Market expects policy rates to be unchanged

0
32

The fall in Government of Sri Lanka’s (GoSL’s) at least theoretical money printing borrowing costs (MPBCs) virtually kept pace with the decline in its face value (FV) MP debt on Friday (16 September), an indication that the market expects the Monetary Board to keep Central Bank of Sri Lanka’s (CBSL’s) policy rates unchanged at  its 5 October meet.

Consequently GoSL’s MPBCs declined by 1.59 per cent (Rs 2,672.08 million) to Rs 165,629.06 million; almost in tandem with the decrease in its FVMP debt, which fell by 1.54 per cent (Rs 51,027.87 million) to Rs 3,263,376.82 million (Rs 3.3263 trillion), thereby marginally defraying demand-pull inflationary pressure as well.

 Liquidity was uplifted by Rs 31,654.87 million (US$ 87.34 million) on Friday led by the settlement of transactions between the GoSL and CBSL. Conversions are based on the benchmark, albeit administered ‘spot’ value of Rs 362.45 to the US dollar as at Wednesday (14 September).

The market was short for a record 253 market days to Friday, with this shortfall  increasing  by 3.61 per cent (Rs 19,373 million) to Rs 556,582 million, thereby causing  sustained rate pressure. Meanwhile, GoSL’s highest to the 256th highest FVMP debt has been recorded in the 256 consecutive market days to Friday. GoSL’s FVMP debt has been over Rs three trillion for a record consecutive 51 market days to Friday.

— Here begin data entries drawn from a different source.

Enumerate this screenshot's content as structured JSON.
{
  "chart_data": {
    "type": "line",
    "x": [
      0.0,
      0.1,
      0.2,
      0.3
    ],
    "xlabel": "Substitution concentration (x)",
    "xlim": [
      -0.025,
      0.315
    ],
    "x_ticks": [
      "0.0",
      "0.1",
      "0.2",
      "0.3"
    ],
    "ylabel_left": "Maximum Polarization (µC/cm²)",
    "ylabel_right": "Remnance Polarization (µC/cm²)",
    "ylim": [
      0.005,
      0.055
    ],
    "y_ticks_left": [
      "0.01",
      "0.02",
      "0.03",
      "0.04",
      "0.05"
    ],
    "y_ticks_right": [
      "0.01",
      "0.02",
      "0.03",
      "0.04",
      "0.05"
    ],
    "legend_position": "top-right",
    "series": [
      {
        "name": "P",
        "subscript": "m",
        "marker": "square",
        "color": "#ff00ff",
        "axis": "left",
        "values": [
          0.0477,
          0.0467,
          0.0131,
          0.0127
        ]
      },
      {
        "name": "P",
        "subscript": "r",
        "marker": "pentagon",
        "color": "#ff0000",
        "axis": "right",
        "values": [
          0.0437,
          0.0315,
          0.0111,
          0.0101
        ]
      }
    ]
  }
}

 Transactions between CBSL and GoSL are foreign reserves neutral and CBSL which administers daily open market operations; lacks transparency. GoSL’s FVMP debt is equivalent to the totality of CBSL’s T Bill and T Bond holdings. MP is the exclusive right of CBSL.  GoSL’s MPBCs are prorated to the outcome in secondary market trading of T Bills and T Bonds on the reference day.

‘Spot’ trades are settled after two market days from the date of transaction. CBSL, the steward of GoSL debt and its foreign reserves deals in ‘spot’. The ‘spot’ is administered to minimise GoSL’s foreign debt in rupee terms and lower the cost of ‘essential’ imports, while ‘essential’ imports are met from the country’s foreign reserves and not from the market, to prevent further depreciative pressure on the rupee as
Sri Lanka is an import dependent economy.